A Place in Time spotlights a significant cultural resource - a district, site, building, structure or object - entered in the National Register of Historic Places.

Harrisburg Polyclinic Hospital is a sprawling former medical complex situated on a five and one-half acre parcel in a residential neighborhood north of the State Capitol. The centerpiece of the complex, consisting of three large interconnected buildings, is the original main hospital building, erected in 1925-1926. Designed by the Harrisburg architectural firm of Kast and Kelker­ – principals of which were Miller Kast (1873-1926) and Thomas W. Kelker (1886-1973) – in an early twentieth-cen­tury architectural style known as Federal Revival, the original hospital building represents the central core of the complex which was significantly expanded with both additions and new construction in 1945, 1949-1952, 1954-1955, and 1959.

The hospital was chartered in 1909 by a group of physicians and businessmen who realized that cities of similar and even smaller sizes, among them John­stown, Wilkes-Barre, and Lancaster, had at least two charitable or general hospi­tals. (Harrisburg Hospital was established in 1873.) They also understood that doc­tors were moving away from treating the sick and infirmed at home. Because of the increasing number of urban indigents and the growth in public support of charitable institutions, hospital care was becoming a community function, rather than a luxury reserved for those who could afford care.

Harrisburg Polyclinic Hospital was listed in the National Register of Historic Places for its importance as metropolitan Harrisburg’s second charitable medical fa­cility which grew through the leadership of the city’s business leaders and philan­thropists to provide comprehensive health care to residents of a rapidly expanding community, as well as suburbs and sur­rounding rural areas.
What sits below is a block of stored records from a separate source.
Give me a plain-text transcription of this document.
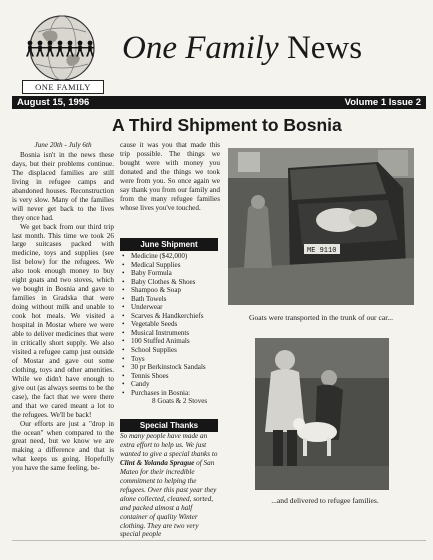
ONE FAMILY
One Family News
August 15, 1996	Volume 1 Issue 2
A Third Shipment to Bosnia
June 20th - July 6th

Bosnia isn't in the news these days, but their problems continue. The displaced families are still living in refugee camps and abandoned houses. Reconstruction is very slow. Many of the families will never get back to the lives they once had.

We get back from our third trip last month. This time we took 26 large suitcases packed with medicine, toys and supplies (see list below) for the refugees. We also took enough money to buy eight goats and two stoves, which we bought in Bosnia and gave to families in Gradska that were doing without milk and unable to cook hot meals. We visited a hospital in Mostar where we were able to deliver medicines that were in critically short supply. We also visited a refugee camp just outside of Mostar and gave out some clothing, toys and other amenities. While we didn't have enough to give out (as always seems to be the case), the fact that we were there and that we cared meant a lot to the refugees. We'll be back!

Our efforts are just a "drop in the ocean" when compared to the great need, but we know we are making a difference and that is what keeps us going. Hopefully you have the same feeling, be-

cause it was you that made this trip possible. The things we bought were with money you donated and the things we took were from you. So once again we say thank you from our family and from the many refugee families whose lives you've touched.

June Shipment
• Medicine ($42,000)
• Medical Supplies
• Baby Formula
• Baby Clothes & Shoes
• Shampoo & Soap
• Bath Towels
• Underwear
• Scarves & Handkerchiefs
• Vegetable Seeds
• Musical Instruments
• 100 Stuffed Animals
• School Supplies
• Toys
• 30 pr Berkinstock Sandals
• Tennis Shoes
• Candy
• Purchases in Bosnia:
8 Goats & 2 Stoves
Special Thanks

So many people have made an extra effort to help us. We just wanted to give a special thanks to Clint & Yolanda Sprague of San Mateo for their incredible commitment to helping the refugees. Over this past year they alone collected, cleaned, sorted, and packed almost a half container of quality Winter clothing. They are two very special people

ME 9110
Goats were transported in the trunk of our car...
...and delivered to refugee families.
It is an architecturally unified hospital complex that evolved from its original central building to a campus that has been pre­served through subsequent additions sympathetic to its original building’s appearance – a rarity in the evolution of health care facility development. The com­plex represents an early movement away from the nineteenth-century urban hospital to the carefully planned campus setting which has evolved into the modern medical center.

The complex, vacated by the hospital in 2003, will be rehabilitated using the federal Reha­bilitation Investment Tax Credit program ad­ministered in the Commonwealth by the Pennsylvania His­torical and Museum Commission’s Bureau for Historic Preservation. The main hospital building is being used for office space and the former Nurses’ Resi­dence and School Building, also designed by Kast and Kelker, will house Harrisburg Area Community College’s new nursing school.